“We’re Werewolves, not Swear-Wolves”
It might not necessarily handle an original subject but the comedy gold that comes out spins a refreshing twist and more than makes up for choosing to tackle a familiar genre. What We Do In The Shadows is another shining example of the style of humor The Flight of the Conchords are famous for, which makes sense because both were produced and co-directed by one half of that duo in Jermaine Clement. The jokes that come from this feature adaption are as witty and clever as their sense of knowing how to produce new ideas from a subject matter that’s inherently dated. Forget Twilight, this very well might be the funniest movie about Vampires and Werewolves ever made. But then again, the bar wasn’t really that set that high, to begin with.

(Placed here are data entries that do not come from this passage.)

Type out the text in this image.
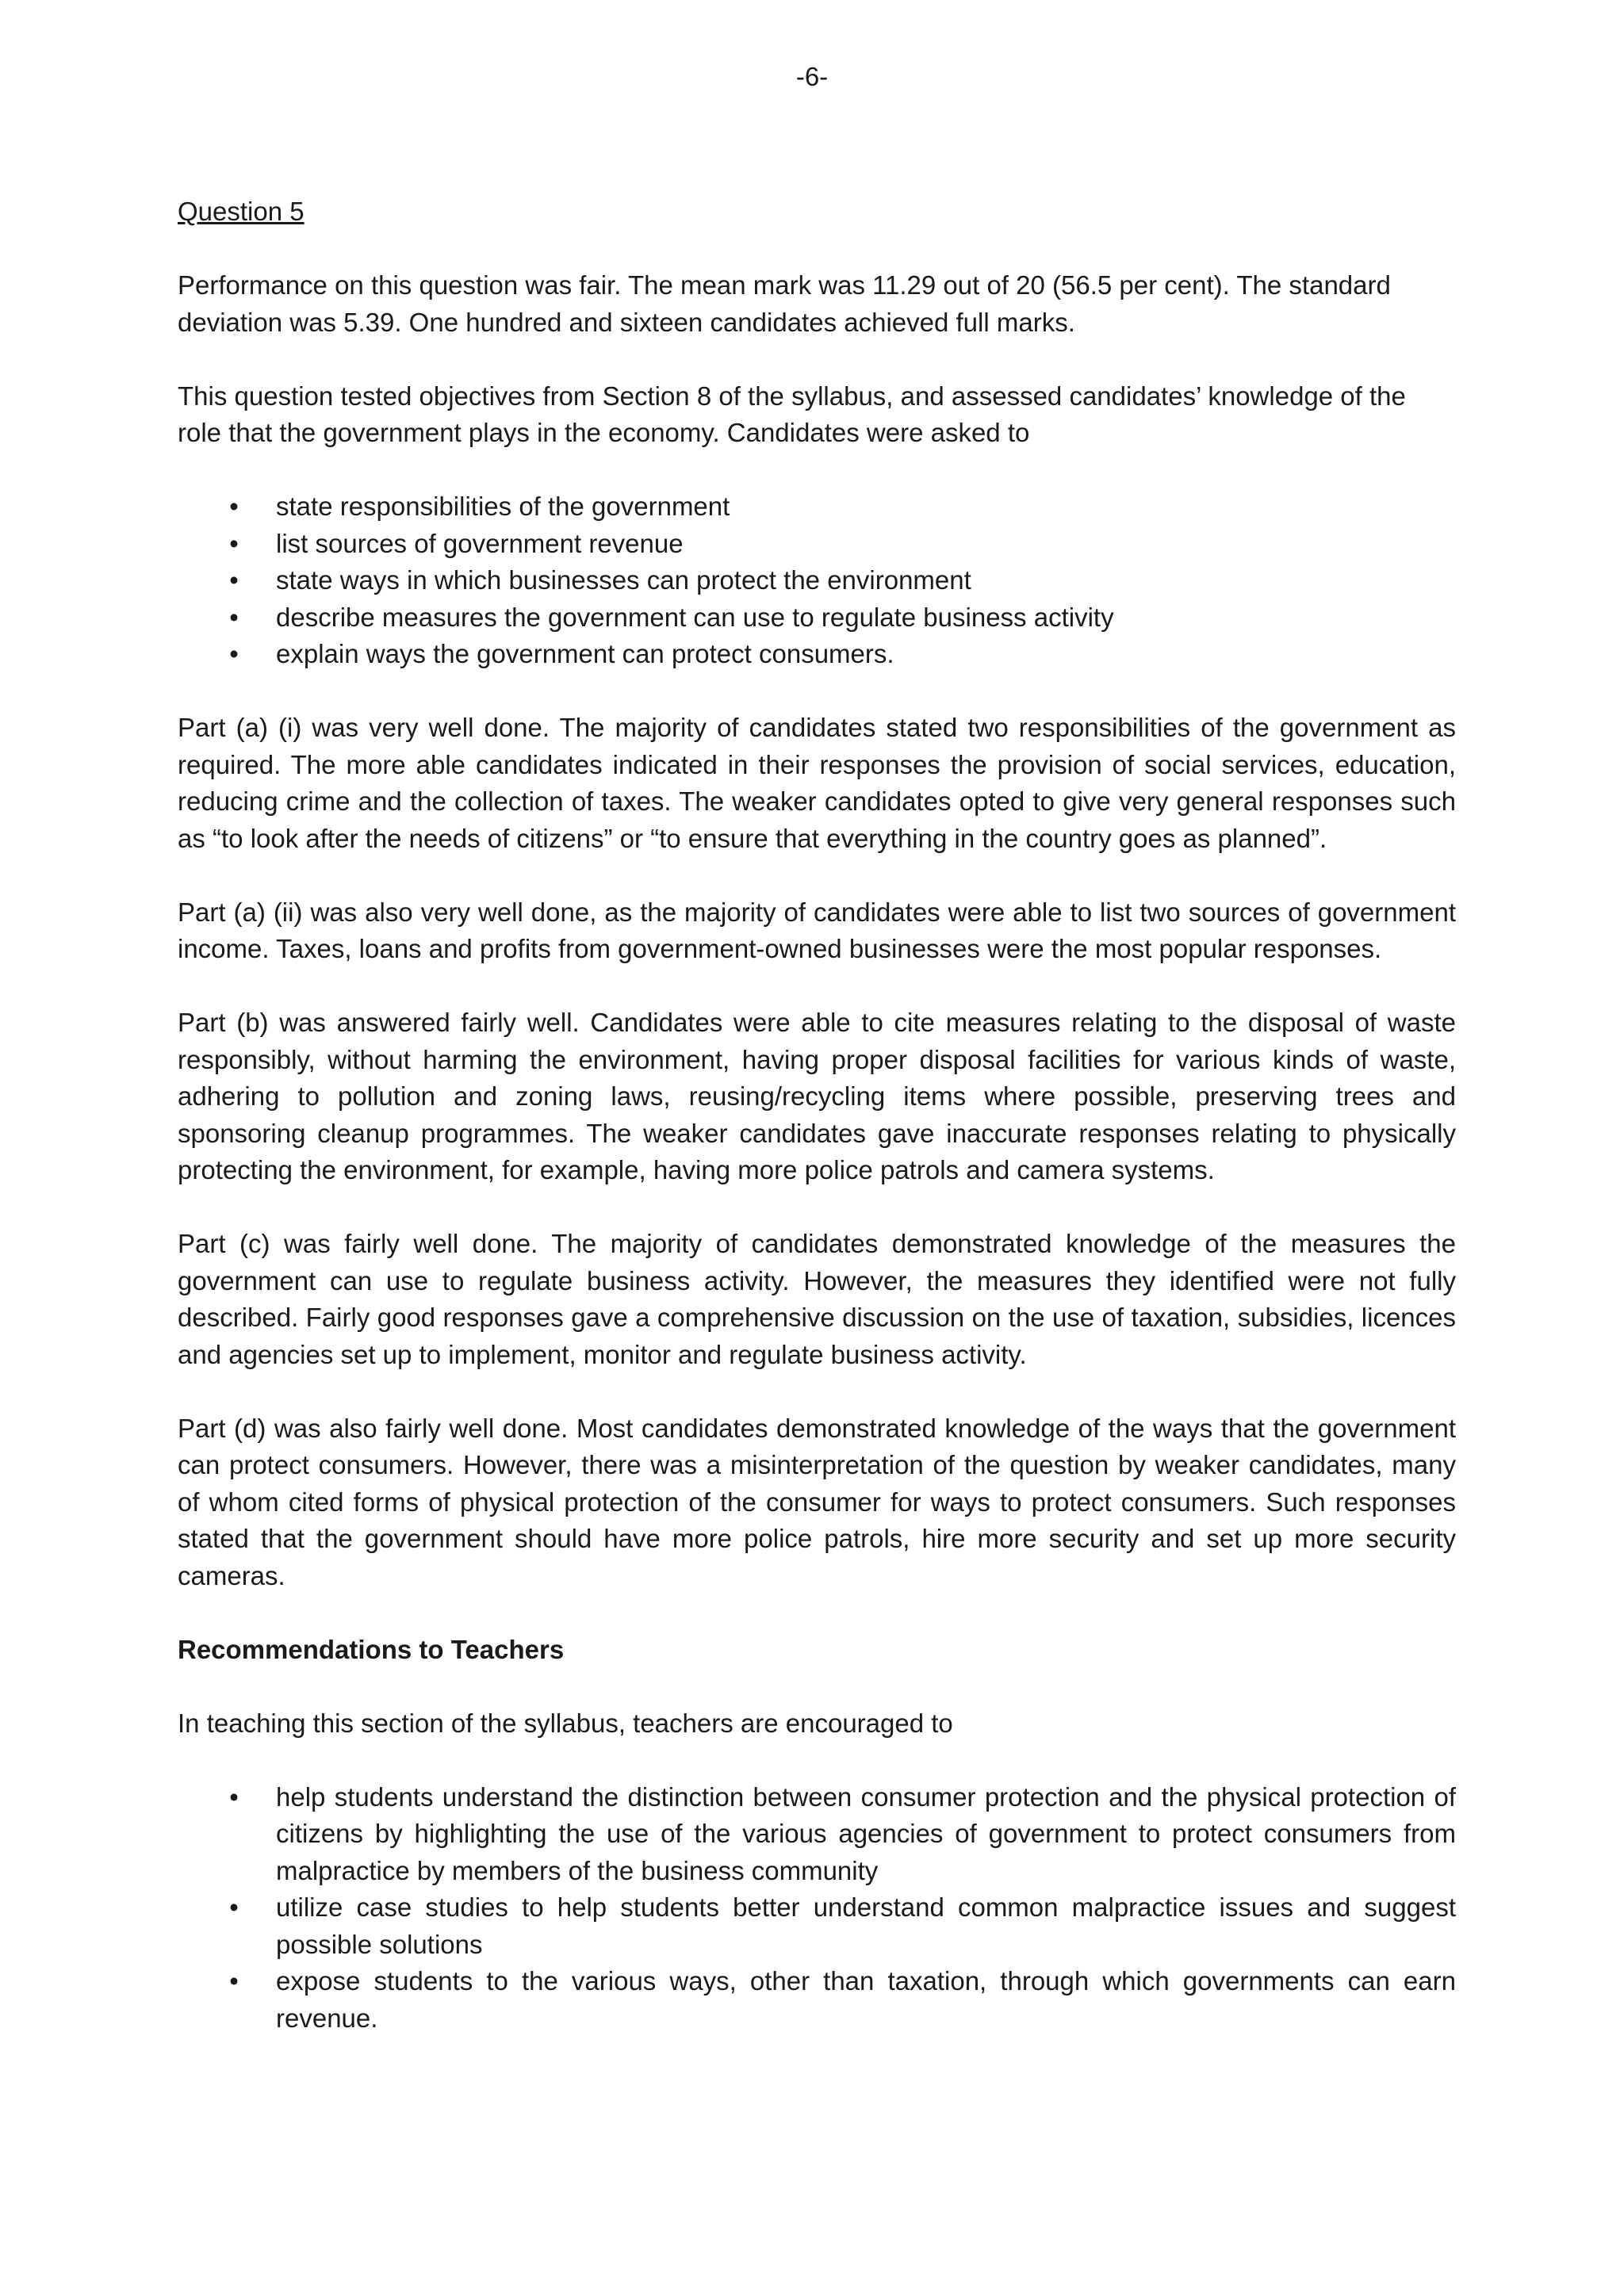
-6-

Question 5

Performance on this question was fair. The mean mark was 11.29 out of 20 (56.5 per cent). The standard deviation was 5.39. One hundred and sixteen candidates achieved full marks.

This question tested objectives from Section 8 of the syllabus, and assessed candidates’ knowledge of the role that the government plays in the economy. Candidates were asked to

• state responsibilities of the government
• list sources of government revenue
• state ways in which businesses can protect the environment
• describe measures the government can use to regulate business activity
• explain ways the government can protect consumers.

Part (a) (i) was very well done. The majority of candidates stated two responsibilities of the government as required. The more able candidates indicated in their responses the provision of social services, education, reducing crime and the collection of taxes. The weaker candidates opted to give very general responses such as “to look after the needs of citizens” or “to ensure that everything in the country goes as planned”.

Part (a) (ii) was also very well done, as the majority of candidates were able to list two sources of government income. Taxes, loans and profits from government-owned businesses were the most popular responses.

Part (b) was answered fairly well. Candidates were able to cite measures relating to the disposal of waste responsibly, without harming the environment, having proper disposal facilities for various kinds of waste, adhering to pollution and zoning laws, reusing/recycling items where possible, preserving trees and sponsoring cleanup programmes. The weaker candidates gave inaccurate responses relating to physically protecting the environment, for example, having more police patrols and camera systems.

Part (c) was fairly well done. The majority of candidates demonstrated knowledge of the measures the government can use to regulate business activity. However, the measures they identified were not fully described. Fairly good responses gave a comprehensive discussion on the use of taxation, subsidies, licences and agencies set up to implement, monitor and regulate business activity.

Part (d) was also fairly well done. Most candidates demonstrated knowledge of the ways that the government can protect consumers. However, there was a misinterpretation of the question by weaker candidates, many of whom cited forms of physical protection of the consumer for ways to protect consumers. Such responses stated that the government should have more police patrols, hire more security and set up more security cameras.

Recommendations to Teachers

In teaching this section of the syllabus, teachers are encouraged to

• help students understand the distinction between consumer protection and the physical protection of citizens by highlighting the use of the various agencies of government to protect consumers from malpractice by members of the business community
• utilize case studies to help students better understand common malpractice issues and suggest possible solutions
• expose students to the various ways, other than taxation, through which governments can earn revenue.
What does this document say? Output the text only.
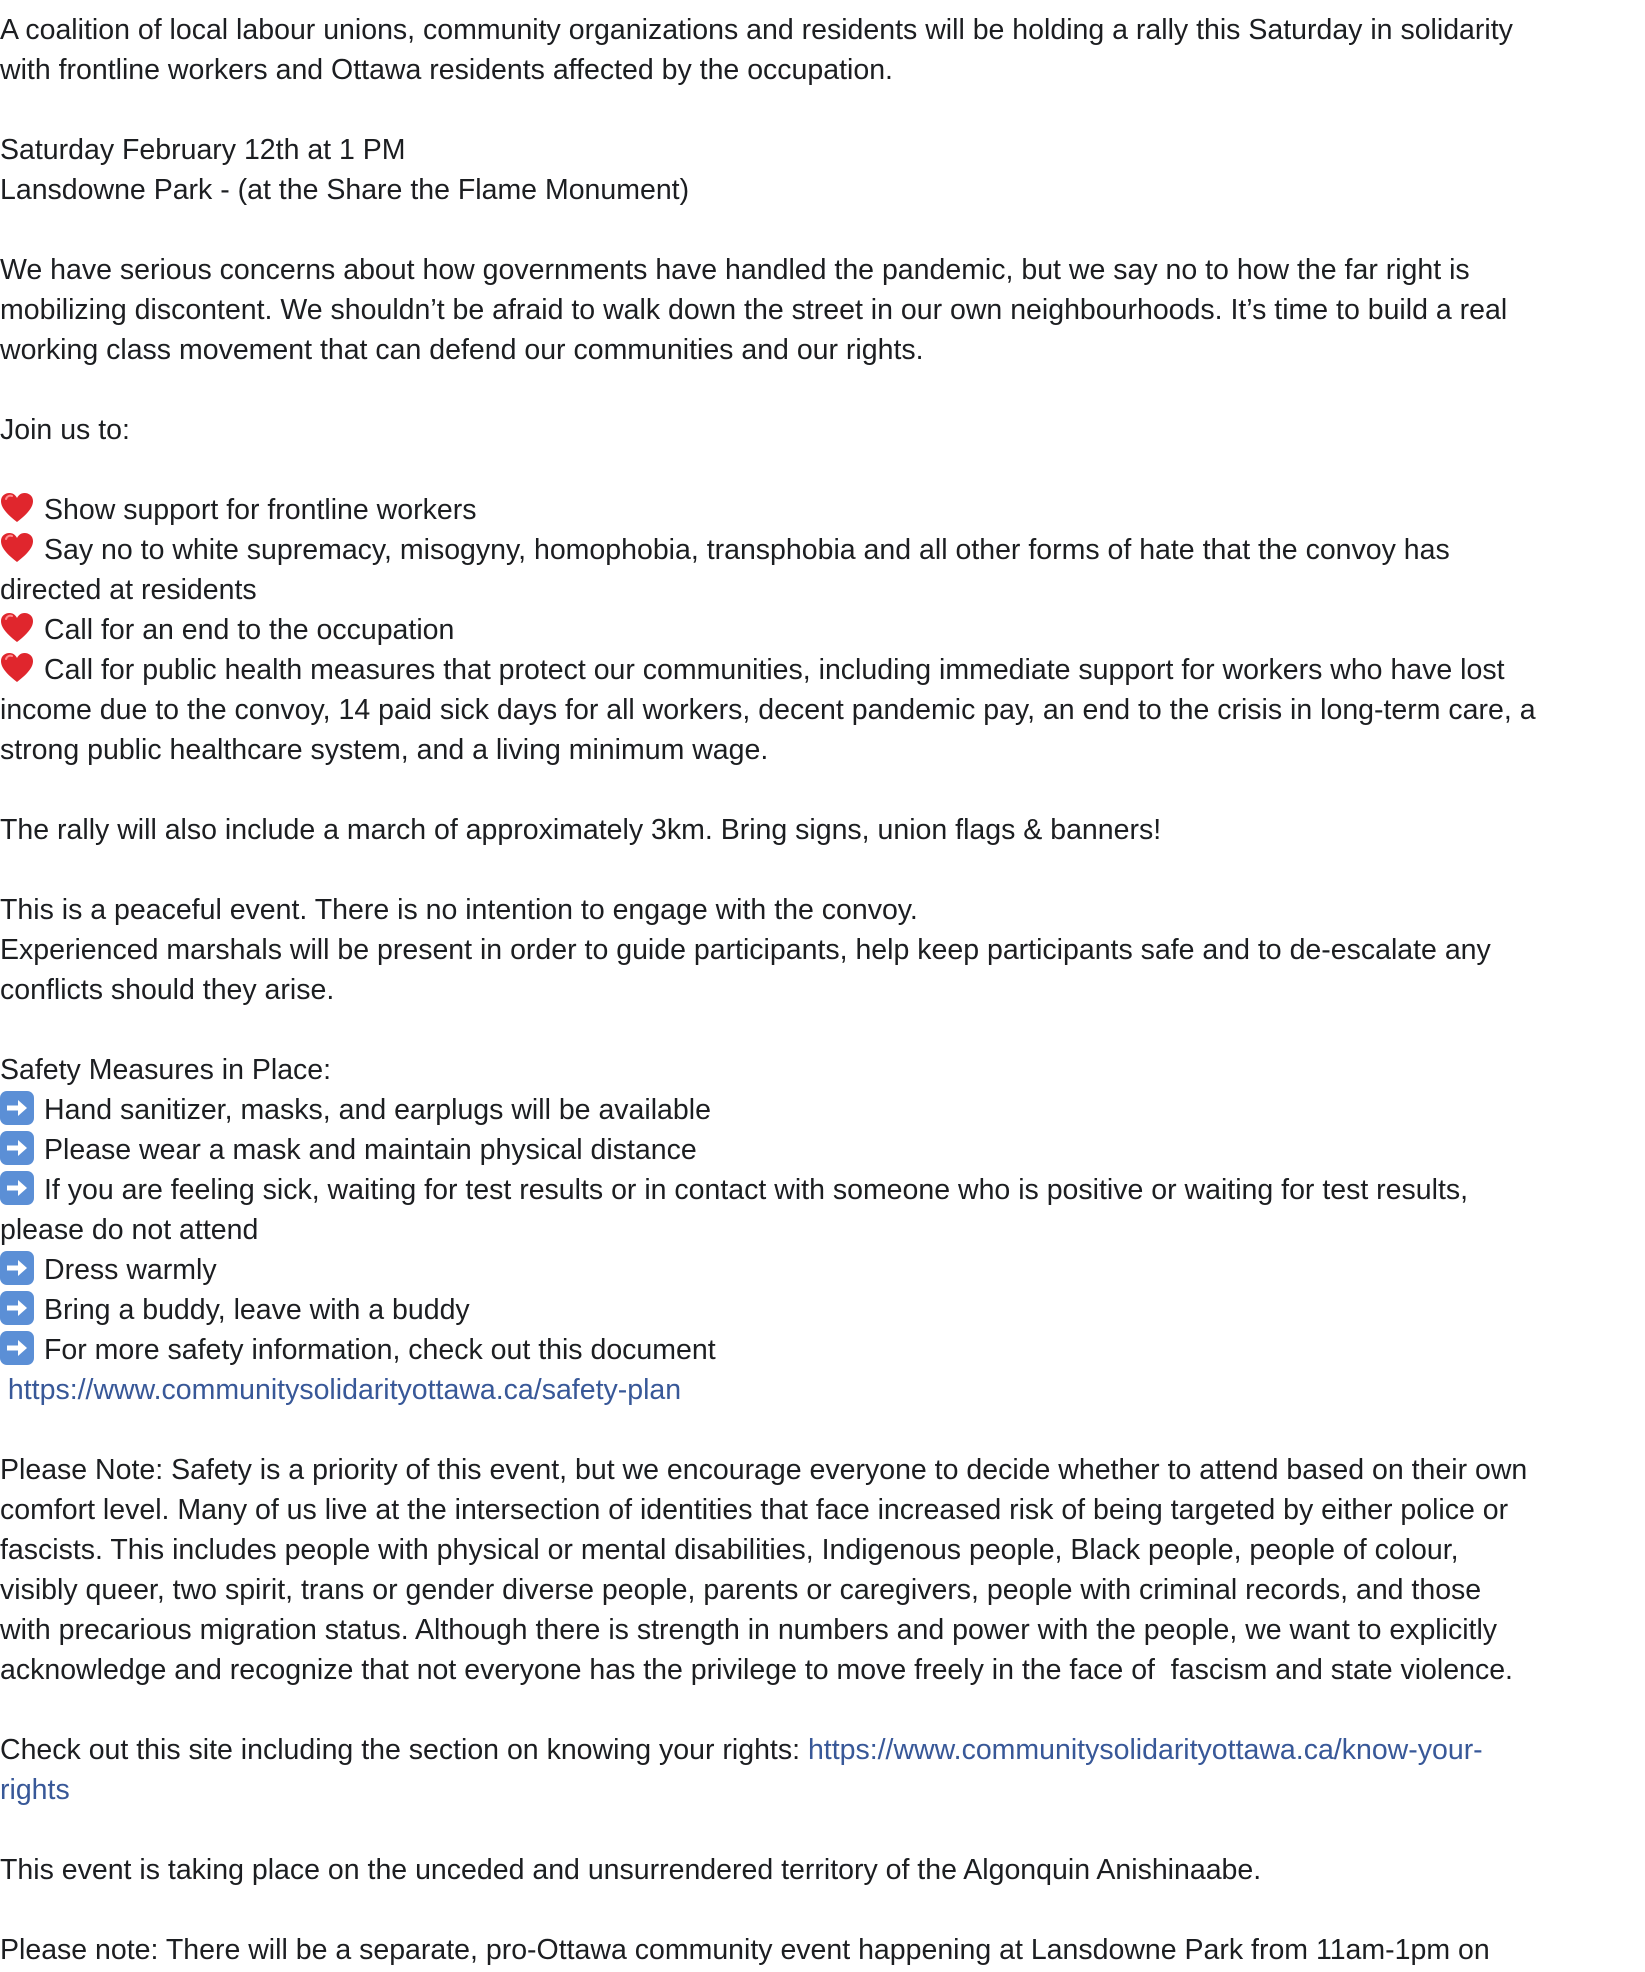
A coalition of local labour unions, community organizations and residents will be holding a rally this Saturday in solidarity
with frontline workers and Ottawa residents affected by the occupation.
Saturday February 12th at 1 PM
Lansdowne Park - (at the Share the Flame Monument)
We have serious concerns about how governments have handled the pandemic, but we say no to how the far right is
mobilizing discontent. We shouldn’t be afraid to walk down the street in our own neighbourhoods. It’s time to build a real
working class movement that can defend our communities and our rights.
Join us to:
Show support for frontline workers
Say no to white supremacy, misogyny, homophobia, transphobia and all other forms of hate that the convoy has
directed at residents
Call for an end to the occupation
Call for public health measures that protect our communities, including immediate support for workers who have lost
income due to the convoy, 14 paid sick days for all workers, decent pandemic pay, an end to the crisis in long-term care, a
strong public healthcare system, and a living minimum wage.
The rally will also include a march of approximately 3km. Bring signs, union flags & banners!
This is a peaceful event. There is no intention to engage with the convoy.
Experienced marshals will be present in order to guide participants, help keep participants safe and to de-escalate any
conflicts should they arise.
Safety Measures in Place:
Hand sanitizer, masks, and earplugs will be available
Please wear a mask and maintain physical distance
If you are feeling sick, waiting for test results or in contact with someone who is positive or waiting for test results,
please do not attend
Dress warmly
Bring a buddy, leave with a buddy
For more safety information, check out this document
https://www.communitysolidarityottawa.ca/safety-plan
Please Note: Safety is a priority of this event, but we encourage everyone to decide whether to attend based on their own
comfort level. Many of us live at the intersection of identities that face increased risk of being targeted by either police or
fascists. This includes people with physical or mental disabilities, Indigenous people, Black people, people of colour,
visibly queer, two spirit, trans or gender diverse people, parents or caregivers, people with criminal records, and those
with precarious migration status. Although there is strength in numbers and power with the people, we want to explicitly
acknowledge and recognize that not everyone has the privilege to move freely in the face of  fascism and state violence.
Check out this site including the section on knowing your rights: https://www.communitysolidarityottawa.ca/know-your-
rights
This event is taking place on the unceded and unsurrendered territory of the Algonquin Anishinaabe.
Please note: There will be a separate, pro-Ottawa community event happening at Lansdowne Park from 11am-1pm on
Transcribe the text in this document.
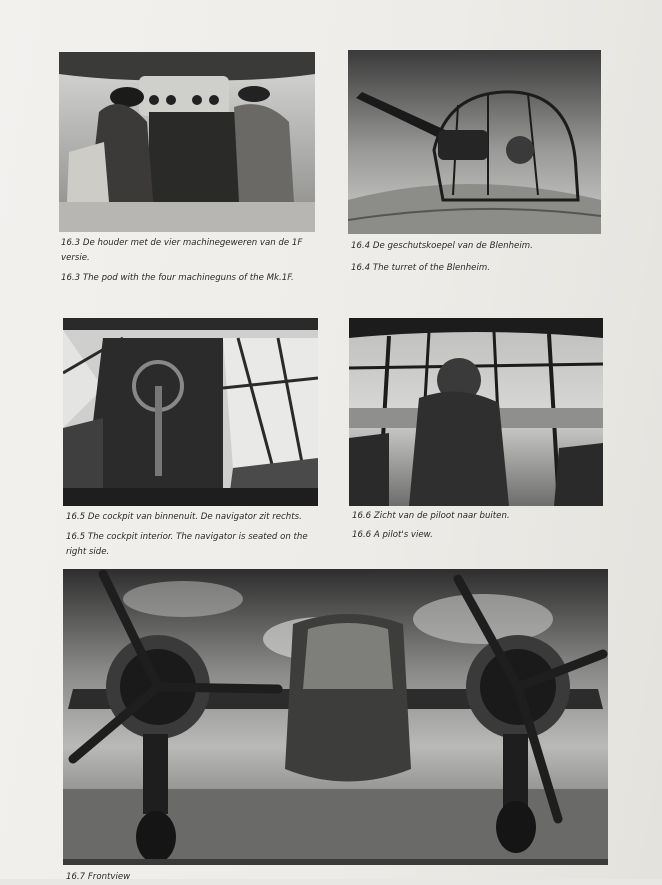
16.3 De houder met de vier machinegeweren van de 1F versie.

16.3 The pod with the four machineguns of the Mk.1F.

16.4 De geschutskoepel van de Blenheim.

16.4 The turret of the Blenheim.

16.5 De cockpit van binnenuit. De navigator zit rechts.

16.5 The cockpit interior. The navigator is seated on the right side.

16.6 Zicht van de piloot naar buiten.

16.6 A pilot's view.

16.7 Frontview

The story follows a group of Vampires living together in an old house, as cameras follow their daily events and capture the lives of each character as they try to exist in harmony. Yes, it’s a similar style of mockumentary that I’ve seen before in TV shows like The Office or Modern Family, but coupled with the charm of the story and of the humor of the characters, it more than enough raises it up from a simple vampire story and instead a hilarious film that just happens to revolve around the supernatural.
Why so many of jokes worked so well in What We Do In The Shadows is mainly thanks to its charismatic actors in their lead roles. Jermaine Clement is a notable standout, who has a nice knowledge of timing and delivery to help sell the punchlines of the jokes even more, which is an aspect that made me enjoy that style of humor with his band The Flight of the Conchords, so I was glad to see it translate so well here when tackling a different subject and environment. More importantly, I thought most of the jokes were actually genuinely funny.
The humor was often based off making fun of typical tropes associated with depictions of Vampires and I was glad to see them poking fun at such stereotypes of themselves. The idea to put them into a modern setting and explore how Vampires and Werewolves would live in current society also added to the jokes that could be made. It made the comedy more original whilst still being funny and even relatable.
What I was watching was a humorous interpretation of the question, if vampires and werewolves did exist, how would they fit into the world that we now know? Of course, the answer divulged into the lighter humorous side but that’s the whole point when the film is a comedy. So, although there may have been some flaws with how certain events would work in reality, (like why is there no police around investigating suspicious disappearances of people at their house) I don’t care because the script is intended to make me laugh and not portray an incredibly realistic adaption. All it needs is just enough logic and relatability to a modern setting and that’s it.
Apart from my love of the story, I also enjoyed the technical aspects of the film, particularly with the practical effects. There were often scenes showing vampires floating in the air, walking on walls, or even just fighting ludicrously outside of a club which was all done great. Not only did it add to the portrayal of their abilities, so it wasn’t just a film about people dressed to look like vampires. It also showed a level of care and effort to make those scenes work which I appreciated it. This is my favorite film from Taika Waititi who co-directed it alongside with Jermaine Clement, who later went onto to helm Thor: Ragnarok which in my eyes, wasn’t as funny as What We Do In The Shadows.
This film is very accessible and not only because it’s out on Netflix in Australia and the United States, but also from an audience level. The jokes and style of humor is never at all mean-spirited nor is it overly dark or black comedy, which is probably why The Flight of The Conchords have gained such recognition. The hilarity comes from lampooning the tropes in a clever way but also by focusing on witty observational remarks that again ooze why the script is fantastic to watch. What We Do In The Shadows is quotable, funny and very charming. Watch it if you’re in for a good comedy but have been thinking you’ve seen them all because this is definitely one of those hidden gems. See it.